Outpatient EEG monitoring in the presurgical evaluation of patients with refractory temporal lobe epilepsy

Bernard S Chang et al. J Clin Neurophysiol. 2002 Apr.

Abstract

Most epilepsy centers obtain ictal EEG recordings to localize the epileptogenic zone during presurgical evaluations. Inpatient monitoring is standard practice but is expensive and can be inconvenient. The authors sought to determine whether outpatient monitoring can be safe and effective as the sole method of recording seizures in the presurgical evaluation of patients with refractory temporal lobe epilepsy. They reviewed the data of seven temporal lobectomy patients whose presurgical monitoring was performed entirely outside the hospital. Mean baseline seizure frequency was at least 9.1 seizures per week. An average of 7.4 seizures was recorded over 9.4 days of monitoring. Only one patient had any antiepileptic drug taper; none suffered any complications. After temporal lobectomy on the side of demonstrated ictal onset, postoperative follow-up averaged 5.5 years. At the most recent follow-up, all patients were either seizure free or had only rare disabling or nocturnal seizures (four patients had outcomes in Engel's class I and three patients in Engel's class II).
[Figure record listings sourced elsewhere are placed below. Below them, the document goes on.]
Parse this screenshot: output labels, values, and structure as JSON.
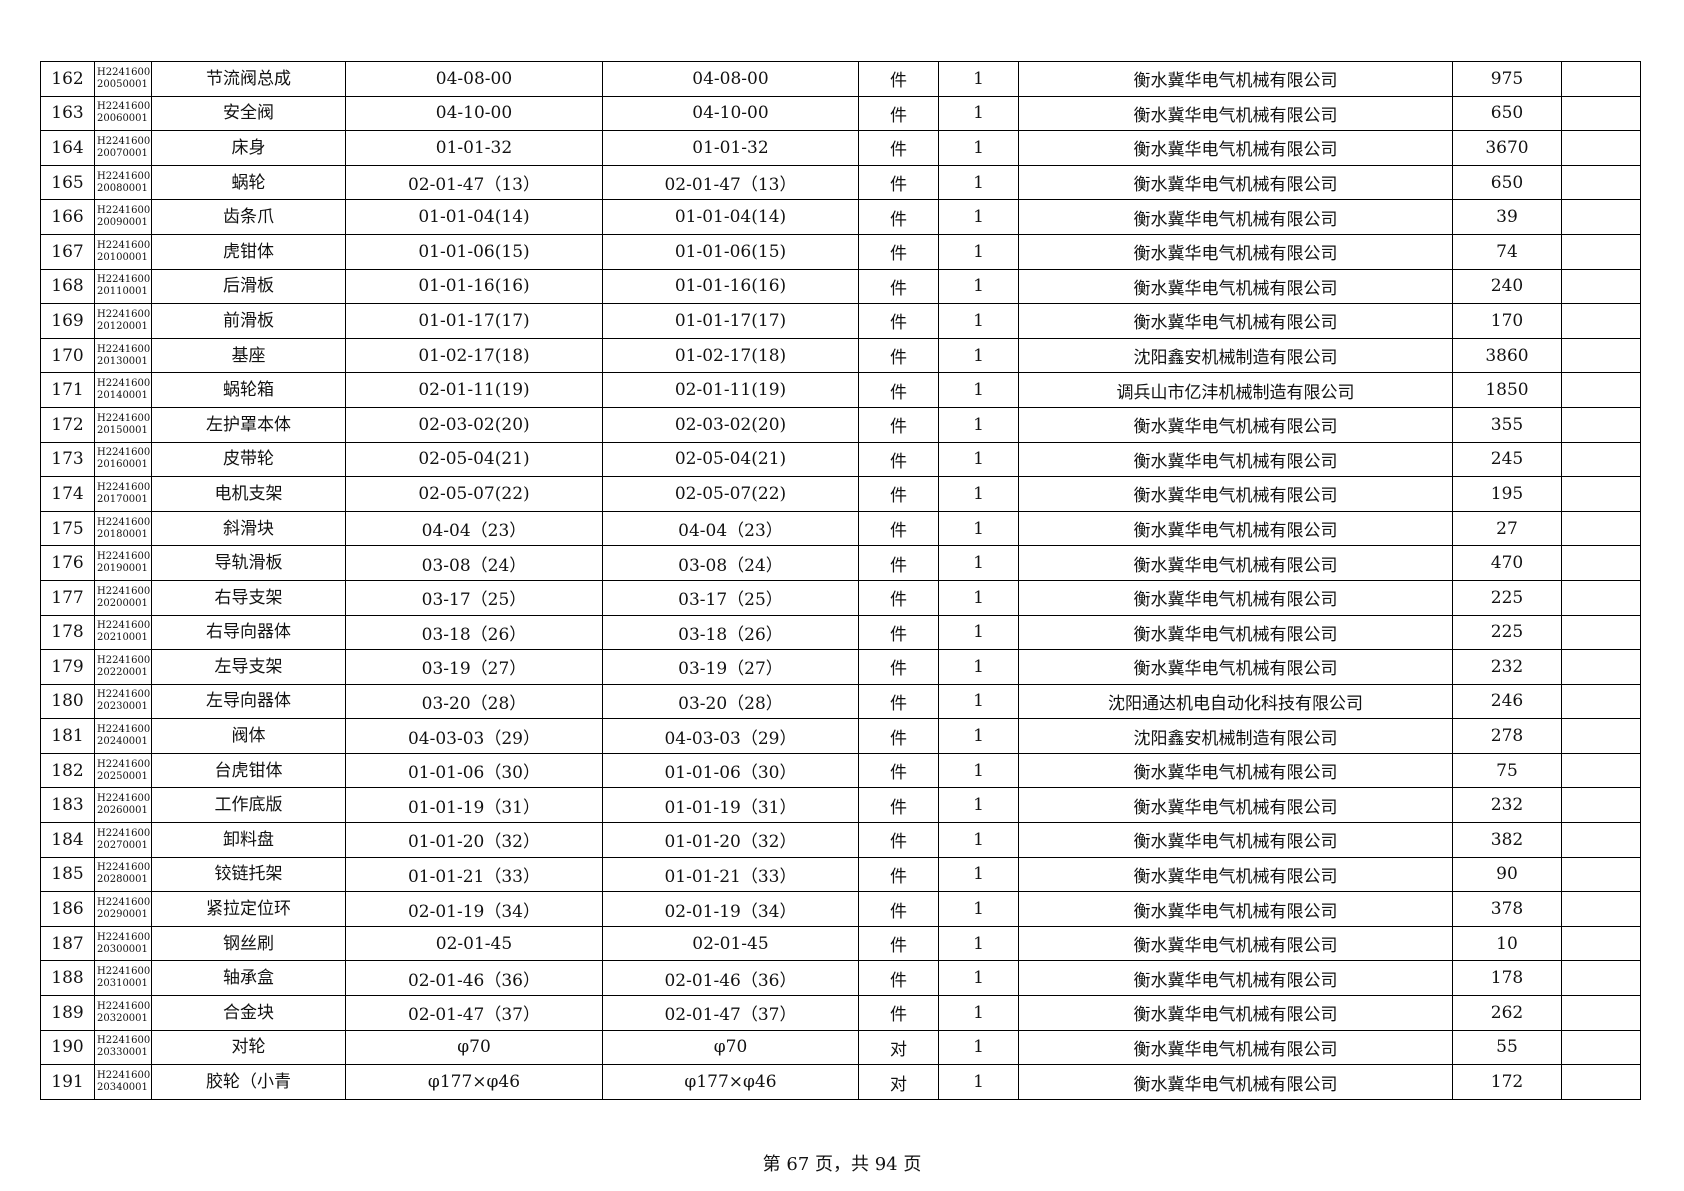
{
  "rows": [
    {
      "no": "162",
      "code": "H224160020050001",
      "name": "节流阀总成",
      "spec1": "04-08-00",
      "spec2": "04-08-00",
      "unit": "件",
      "qty": "1",
      "supplier": "衡水冀华电气机械有限公司",
      "value": "975",
      "remark": ""
    },
    {
      "no": "163",
      "code": "H224160020060001",
      "name": "安全阀",
      "spec1": "04-10-00",
      "spec2": "04-10-00",
      "unit": "件",
      "qty": "1",
      "supplier": "衡水冀华电气机械有限公司",
      "value": "650",
      "remark": ""
    },
    {
      "no": "164",
      "code": "H224160020070001",
      "name": "床身",
      "spec1": "01-01-32",
      "spec2": "01-01-32",
      "unit": "件",
      "qty": "1",
      "supplier": "衡水冀华电气机械有限公司",
      "value": "3670",
      "remark": ""
    },
    {
      "no": "165",
      "code": "H224160020080001",
      "name": "蜗轮",
      "spec1": "02-01-47（13）",
      "spec2": "02-01-47（13）",
      "unit": "件",
      "qty": "1",
      "supplier": "衡水冀华电气机械有限公司",
      "value": "650",
      "remark": ""
    },
    {
      "no": "166",
      "code": "H224160020090001",
      "name": "齿条爪",
      "spec1": "01-01-04(14)",
      "spec2": "01-01-04(14)",
      "unit": "件",
      "qty": "1",
      "supplier": "衡水冀华电气机械有限公司",
      "value": "39",
      "remark": ""
    },
    {
      "no": "167",
      "code": "H224160020100001",
      "name": "虎钳体",
      "spec1": "01-01-06(15)",
      "spec2": "01-01-06(15)",
      "unit": "件",
      "qty": "1",
      "supplier": "衡水冀华电气机械有限公司",
      "value": "74",
      "remark": ""
    },
    {
      "no": "168",
      "code": "H224160020110001",
      "name": "后滑板",
      "spec1": "01-01-16(16)",
      "spec2": "01-01-16(16)",
      "unit": "件",
      "qty": "1",
      "supplier": "衡水冀华电气机械有限公司",
      "value": "240",
      "remark": ""
    },
    {
      "no": "169",
      "code": "H224160020120001",
      "name": "前滑板",
      "spec1": "01-01-17(17)",
      "spec2": "01-01-17(17)",
      "unit": "件",
      "qty": "1",
      "supplier": "衡水冀华电气机械有限公司",
      "value": "170",
      "remark": ""
    },
    {
      "no": "170",
      "code": "H224160020130001",
      "name": "基座",
      "spec1": "01-02-17(18)",
      "spec2": "01-02-17(18)",
      "unit": "件",
      "qty": "1",
      "supplier": "沈阳鑫安机械制造有限公司",
      "value": "3860",
      "remark": ""
    },
    {
      "no": "171",
      "code": "H224160020140001",
      "name": "蜗轮箱",
      "spec1": "02-01-11(19)",
      "spec2": "02-01-11(19)",
      "unit": "件",
      "qty": "1",
      "supplier": "调兵山市亿沣机械制造有限公司",
      "value": "1850",
      "remark": ""
    },
    {
      "no": "172",
      "code": "H224160020150001",
      "name": "左护罩本体",
      "spec1": "02-03-02(20)",
      "spec2": "02-03-02(20)",
      "unit": "件",
      "qty": "1",
      "supplier": "衡水冀华电气机械有限公司",
      "value": "355",
      "remark": ""
    },
    {
      "no": "173",
      "code": "H224160020160001",
      "name": "皮带轮",
      "spec1": "02-05-04(21)",
      "spec2": "02-05-04(21)",
      "unit": "件",
      "qty": "1",
      "supplier": "衡水冀华电气机械有限公司",
      "value": "245",
      "remark": ""
    },
    {
      "no": "174",
      "code": "H224160020170001",
      "name": "电机支架",
      "spec1": "02-05-07(22)",
      "spec2": "02-05-07(22)",
      "unit": "件",
      "qty": "1",
      "supplier": "衡水冀华电气机械有限公司",
      "value": "195",
      "remark": ""
    },
    {
      "no": "175",
      "code": "H224160020180001",
      "name": "斜滑块",
      "spec1": "04-04（23）",
      "spec2": "04-04（23）",
      "unit": "件",
      "qty": "1",
      "supplier": "衡水冀华电气机械有限公司",
      "value": "27",
      "remark": ""
    },
    {
      "no": "176",
      "code": "H224160020190001",
      "name": "导轨滑板",
      "spec1": "03-08（24）",
      "spec2": "03-08（24）",
      "unit": "件",
      "qty": "1",
      "supplier": "衡水冀华电气机械有限公司",
      "value": "470",
      "remark": ""
    },
    {
      "no": "177",
      "code": "H224160020200001",
      "name": "右导支架",
      "spec1": "03-17（25）",
      "spec2": "03-17（25）",
      "unit": "件",
      "qty": "1",
      "supplier": "衡水冀华电气机械有限公司",
      "value": "225",
      "remark": ""
    },
    {
      "no": "178",
      "code": "H224160020210001",
      "name": "右导向器体",
      "spec1": "03-18（26）",
      "spec2": "03-18（26）",
      "unit": "件",
      "qty": "1",
      "supplier": "衡水冀华电气机械有限公司",
      "value": "225",
      "remark": ""
    },
    {
      "no": "179",
      "code": "H224160020220001",
      "name": "左导支架",
      "spec1": "03-19（27）",
      "spec2": "03-19（27）",
      "unit": "件",
      "qty": "1",
      "supplier": "衡水冀华电气机械有限公司",
      "value": "232",
      "remark": ""
    },
    {
      "no": "180",
      "code": "H224160020230001",
      "name": "左导向器体",
      "spec1": "03-20（28）",
      "spec2": "03-20（28）",
      "unit": "件",
      "qty": "1",
      "supplier": "沈阳通达机电自动化科技有限公司",
      "value": "246",
      "remark": ""
    },
    {
      "no": "181",
      "code": "H224160020240001",
      "name": "阀体",
      "spec1": "04-03-03（29）",
      "spec2": "04-03-03（29）",
      "unit": "件",
      "qty": "1",
      "supplier": "沈阳鑫安机械制造有限公司",
      "value": "278",
      "remark": ""
    },
    {
      "no": "182",
      "code": "H224160020250001",
      "name": "台虎钳体",
      "spec1": "01-01-06（30）",
      "spec2": "01-01-06（30）",
      "unit": "件",
      "qty": "1",
      "supplier": "衡水冀华电气机械有限公司",
      "value": "75",
      "remark": ""
    },
    {
      "no": "183",
      "code": "H224160020260001",
      "name": "工作底版",
      "spec1": "01-01-19（31）",
      "spec2": "01-01-19（31）",
      "unit": "件",
      "qty": "1",
      "supplier": "衡水冀华电气机械有限公司",
      "value": "232",
      "remark": ""
    },
    {
      "no": "184",
      "code": "H224160020270001",
      "name": "卸料盘",
      "spec1": "01-01-20（32）",
      "spec2": "01-01-20（32）",
      "unit": "件",
      "qty": "1",
      "supplier": "衡水冀华电气机械有限公司",
      "value": "382",
      "remark": ""
    },
    {
      "no": "185",
      "code": "H224160020280001",
      "name": "铰链托架",
      "spec1": "01-01-21（33）",
      "spec2": "01-01-21（33）",
      "unit": "件",
      "qty": "1",
      "supplier": "衡水冀华电气机械有限公司",
      "value": "90",
      "remark": ""
    },
    {
      "no": "186",
      "code": "H224160020290001",
      "name": "紧拉定位环",
      "spec1": "02-01-19（34）",
      "spec2": "02-01-19（34）",
      "unit": "件",
      "qty": "1",
      "supplier": "衡水冀华电气机械有限公司",
      "value": "378",
      "remark": ""
    },
    {
      "no": "187",
      "code": "H224160020300001",
      "name": "钢丝刷",
      "spec1": "02-01-45",
      "spec2": "02-01-45",
      "unit": "件",
      "qty": "1",
      "supplier": "衡水冀华电气机械有限公司",
      "value": "10",
      "remark": ""
    },
    {
      "no": "188",
      "code": "H224160020310001",
      "name": "轴承盒",
      "spec1": "02-01-46（36）",
      "spec2": "02-01-46（36）",
      "unit": "件",
      "qty": "1",
      "supplier": "衡水冀华电气机械有限公司",
      "value": "178",
      "remark": ""
    },
    {
      "no": "189",
      "code": "H224160020320001",
      "name": "合金块",
      "spec1": "02-01-47（37）",
      "spec2": "02-01-47（37）",
      "unit": "件",
      "qty": "1",
      "supplier": "衡水冀华电气机械有限公司",
      "value": "262",
      "remark": ""
    },
    {
      "no": "190",
      "code": "H224160020330001",
      "name": "对轮",
      "spec1": "φ70",
      "spec2": "φ70",
      "unit": "对",
      "qty": "1",
      "supplier": "衡水冀华电气机械有限公司",
      "value": "55",
      "remark": ""
    },
    {
      "no": "191",
      "code": "H224160020340001",
      "name": "胶轮（小青",
      "spec1": "φ177×φ46",
      "spec2": "φ177×φ46",
      "unit": "对",
      "qty": "1",
      "supplier": "衡水冀华电气机械有限公司",
      "value": "172",
      "remark": ""
    }
  ],
  "footer": {
    "text": "第 67 页，共 94 页"
  }
}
A comparison group who underwent standard inpatient monitoring was similar in average seizure frequency, monitoring duration, number of seizures recorded, and postoperative outcome, although all but one had antiepileptic drugs tapered during monitoring. The authors conclude that there is a subset of patients for whom solely outpatient presurgical EEG monitoring can be used to help plan successful temporal lobectomy.